In 1965, at the close of the Second Vatican Council, Pope Paul VI declared: “ … a hermit of the Lebanese mountain is inscribed in the number of the blessed … a new eminent member of monastic sanctity is enriching, by his example and his intercession, the entire Christian people… May he make us understand, in a world largely fascinated by wealth and comfort, the paramount value of poverty, penance and asceticism, to liberate the soul in its ascent to God.” On October 9, 1977, Pope Paul canonized St. Sharbel at the World Synod of Bishops. May he intercede with God for us.

St. Nimtullah Hardini: Youssef Kessab was born in Hardine, in North Lebanon, in the year 1808, from a devout Maronite Catholic family, Gergis Kessab and Mariam Raad. As a youngster he attended the school of the monastery of the Maronite Lebanese Order of Saint Anthony, in Houb (1816-1822). After that he joined the monastic life in that same Order, and put on the novitiates’ uniform in the monastery of Saint Anthony the Great, Gazo d’Hayo (pronounced Kozhayya in Lebanese, from the Aramaic Gazo d’Hayo, meaning the treasure of life, a term that is often used in Aramaic Maronite terminology to refer to the Sacristy, where the Eucharist and the martyrs and saints relics are reserved), in November 1828, taking the name of brother Naamtallah (which means the grace of God). He spent there some peaceful time growing up in holiness and learning some skillful trades, like binding books in the monastery’s printing house. In 14 November 1830, Naamtallah professed his solemn vows. And after he finished his theology studies, he was ordained to the sacred priesthood in the monastery of Saints Qobrianos and Youstina, in Kfifane (Batroun, North Lebanon), in December 25th, 1833, by the laying hands of his Excellency bishop Simon Zouein.

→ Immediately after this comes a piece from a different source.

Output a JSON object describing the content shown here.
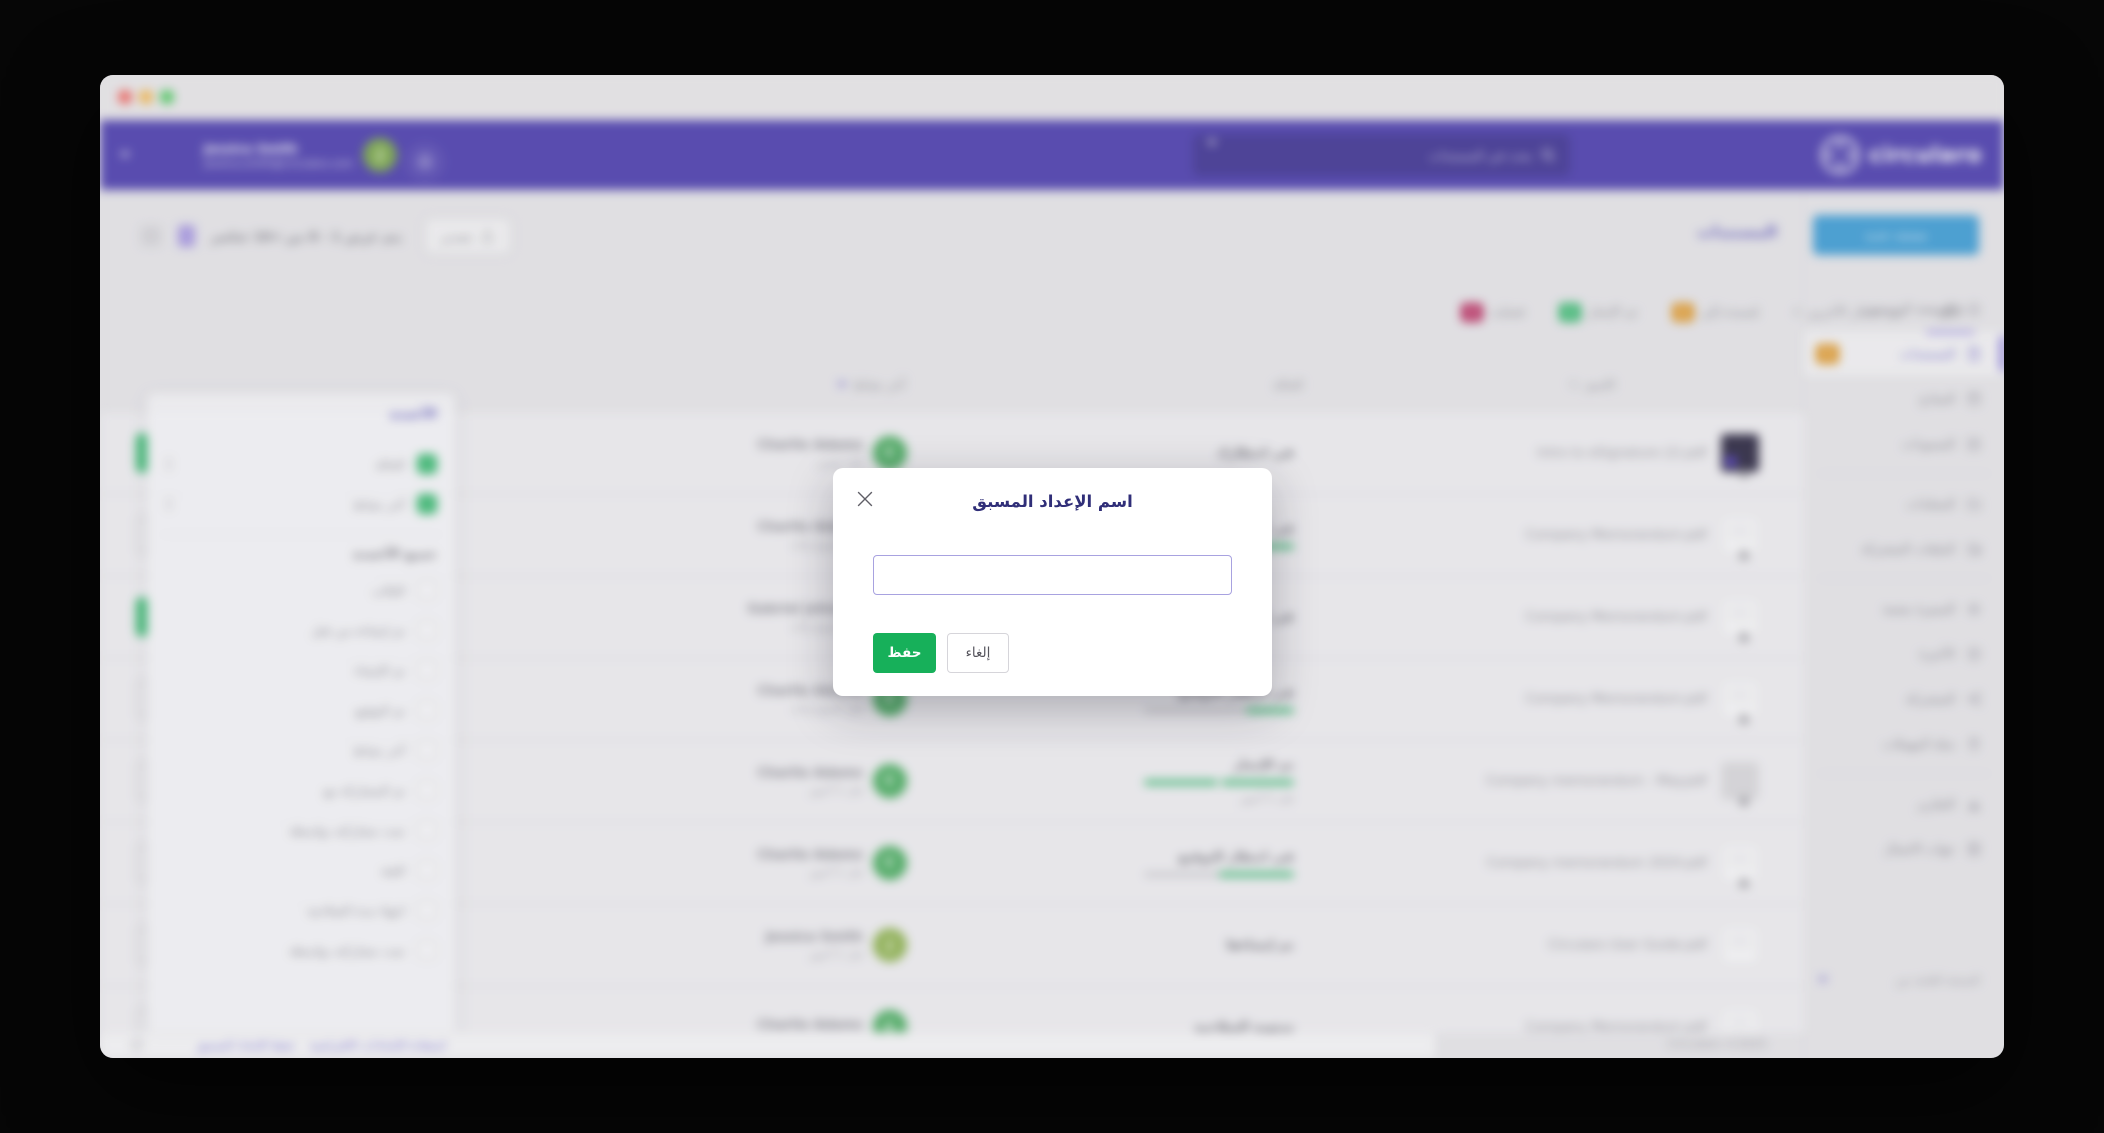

He was elected a Counselor (Provincial) by his Order’s chapter for three times: 1845-1848; 1850-1853; & 1856-1858. He always worked in binding books even when he was a Counselor in the General Administration of his Lebanese Maronite Order. He was a teacher in several schools run by his Order, especially the one annexed to the Kfifane monastery. One of his best students was Saint Sharbel Makhlouf, who studied under Saint Naamtallah from 1853-1858.

Naamtallah died in the monastery of Saints Qobrianos and Youstina, in December 14, 1858, after being severally ill for years. After an order from Patriarch Boulos Massad, and because of the demands of the increasing visitors, his uncorrupted body was closed in a sealed coffin and moved to a separated cell in the monastery in 1862. In May 4th, 1926, his beatification case was presented to the Holy Sea in Rome. In September 7th, 1989 he was declared an honorable.

In May 18th 1996, and according to the orders of Patriarch Mar Nisrallah Peter Sfeir, a committee was appointed to examine Saint Naamtallah’s body, which was moved to a new coffin, then placed in a new room in the same monastery in March 26, 1998.

God granted his people many healing and miracles through the intercession of Saint Naamtallah, among these several we mention just few samples here: making a blind man to see, and another paralyzed to walk erect, and brining back to life a child who was dead, healing another child, and healing from cancer and other neurotic illnesses.

In May 10, 1998, Pope John Paul II, presided the great celebrations of his beatification. (and then of his canonization a Saint for the Universal Catholic Church, in May 16th, 2004-this last line in italic I added). May his prayers be with us always. Amen.